• Earth rotation variations;
  • Palaeomagnetic secular variation;
  • Rheology: crust and lithosphere


We outline a linearized rotational stability theory for predicting the time dependence of true polar wander (TPW) on a Maxwell viscoelastic body in response to mantle convective loading. The new theory is based on recent advances in ice age rotation theory. A comparison between predictions based on the new theory and analytic expressions for equilibrium (infinite-time) TPW on planetary models with elastic lithospheres demonstrates that the linearized theory can, in the case of loading at mid-latitudes, predict TPW of over 20° to better than 5 per cent accuracy. We present predictions of TPW for loading with periodic and net ramp-up time histories.

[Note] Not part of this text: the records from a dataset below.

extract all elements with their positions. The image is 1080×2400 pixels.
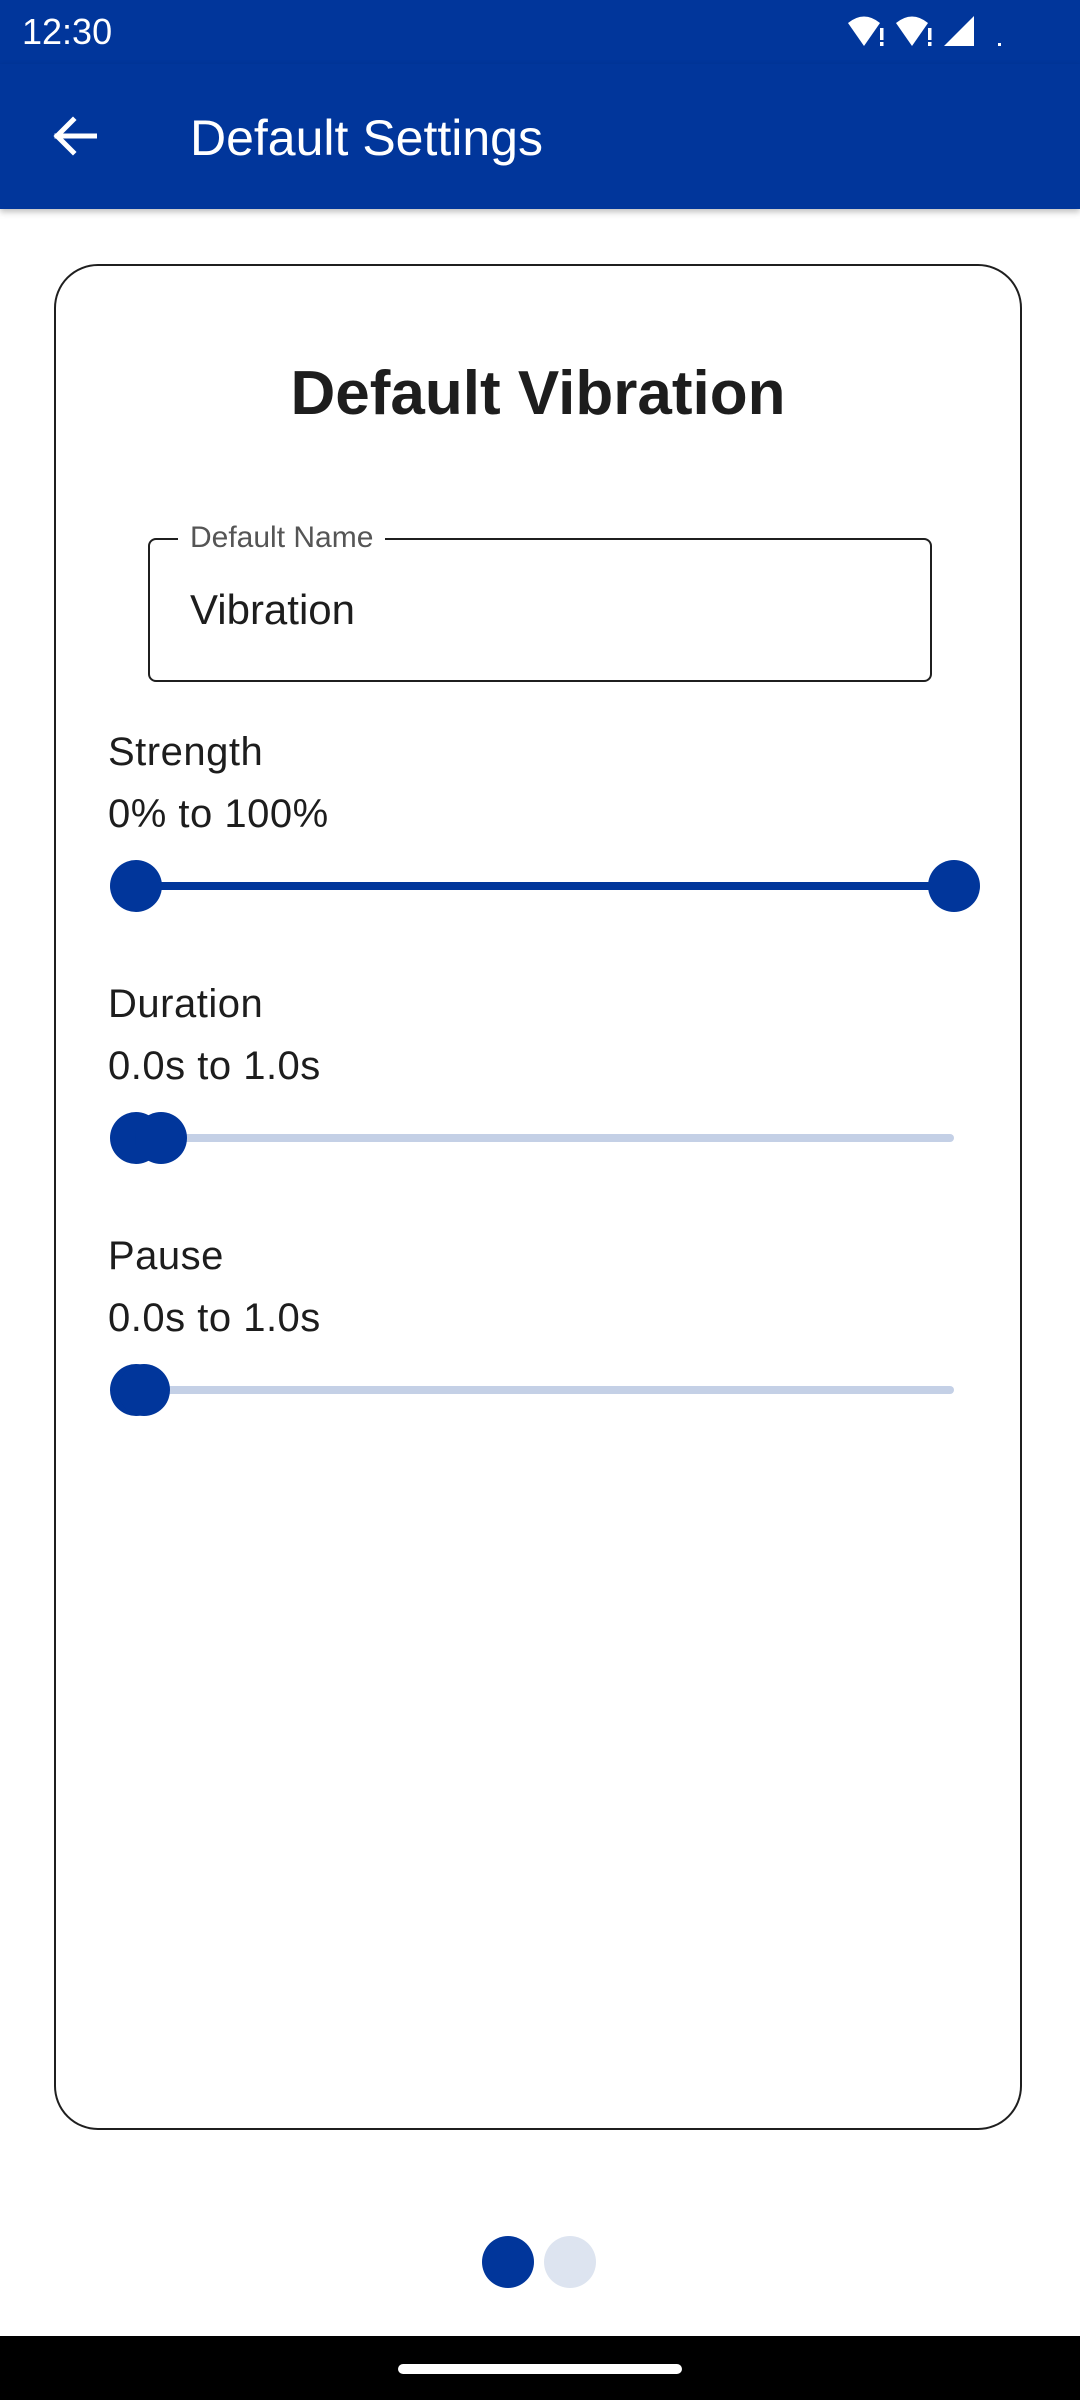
duration-label: Duration	[108, 982, 264, 1026]
pause-slider-max-thumb[interactable]	[118, 1364, 171, 1416]
battery-dot-icon	[984, 14, 1004, 48]
cellular-signal-icon	[942, 14, 976, 48]
page-title: Default Settings	[190, 110, 543, 166]
strength-label: Strength	[108, 730, 264, 774]
vibration-card: Default Vibration Default Name Strength …	[54, 264, 1022, 2130]
default-name-field[interactable]: Default Name	[148, 520, 932, 682]
pause-range-text: 0.0s to 1.0s	[108, 1296, 321, 1340]
strength-slider-min-thumb[interactable]	[110, 860, 162, 912]
default-name-input[interactable]	[190, 580, 890, 640]
page-dot-1[interactable]	[482, 2236, 534, 2288]
strength-slider[interactable]	[110, 860, 980, 912]
home-gesture-handle[interactable]	[398, 2364, 682, 2374]
duration-slider-max-thumb[interactable]	[134, 1112, 187, 1164]
arrow-back-icon	[51, 115, 98, 161]
pause-label: Pause	[108, 1234, 224, 1278]
page-dot-2[interactable]	[544, 2236, 596, 2288]
status-bar: 12:30	[0, 0, 1080, 64]
screen: 12:30 Default Settings Default Vibration…	[0, 0, 1080, 2400]
wifi-alert-icon	[846, 14, 886, 48]
duration-range-text: 0.0s to 1.0s	[108, 1044, 321, 1088]
duration-slider[interactable]	[110, 1112, 954, 1164]
status-icons	[846, 14, 1004, 48]
wifi-alert-icon	[894, 14, 934, 48]
strength-slider-active-track	[136, 882, 954, 890]
default-name-label: Default Name	[178, 520, 386, 556]
status-time: 12:30	[22, 11, 113, 52]
strength-slider-max-thumb[interactable]	[928, 860, 980, 912]
page-indicator	[482, 2236, 598, 2290]
strength-range-text: 0% to 100%	[108, 792, 329, 836]
pause-slider[interactable]	[110, 1364, 954, 1416]
back-button[interactable]	[38, 102, 110, 174]
system-navigation-bar	[0, 2336, 1080, 2400]
app-bar: Default Settings	[0, 64, 1080, 209]
card-title: Default Vibration	[290, 359, 786, 428]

Moreover, we compare the time dependence of TPW under assumptions consistent with the canonical equilibrium stability theory adopted in most previous analyses of convection-induced TPW, and a stability theory that includes two effects that have not been considered in previous geophysical analyses: (1) the so-called ‘remnant rotational bulge’ associated with the imperfect reorientation of the rotational bulge due to the presence of an elastic lithosphere; and (2) a stable (over the timescale of the forcing) excess ellipticity. As a first application of the new theory, we consider recent inferences of rapid (order 1 Myr) TPW motion of amplitude 10°–20° during the Late Cretaceous. We conclude that excursions of this amplitude and timescale are physically implausible.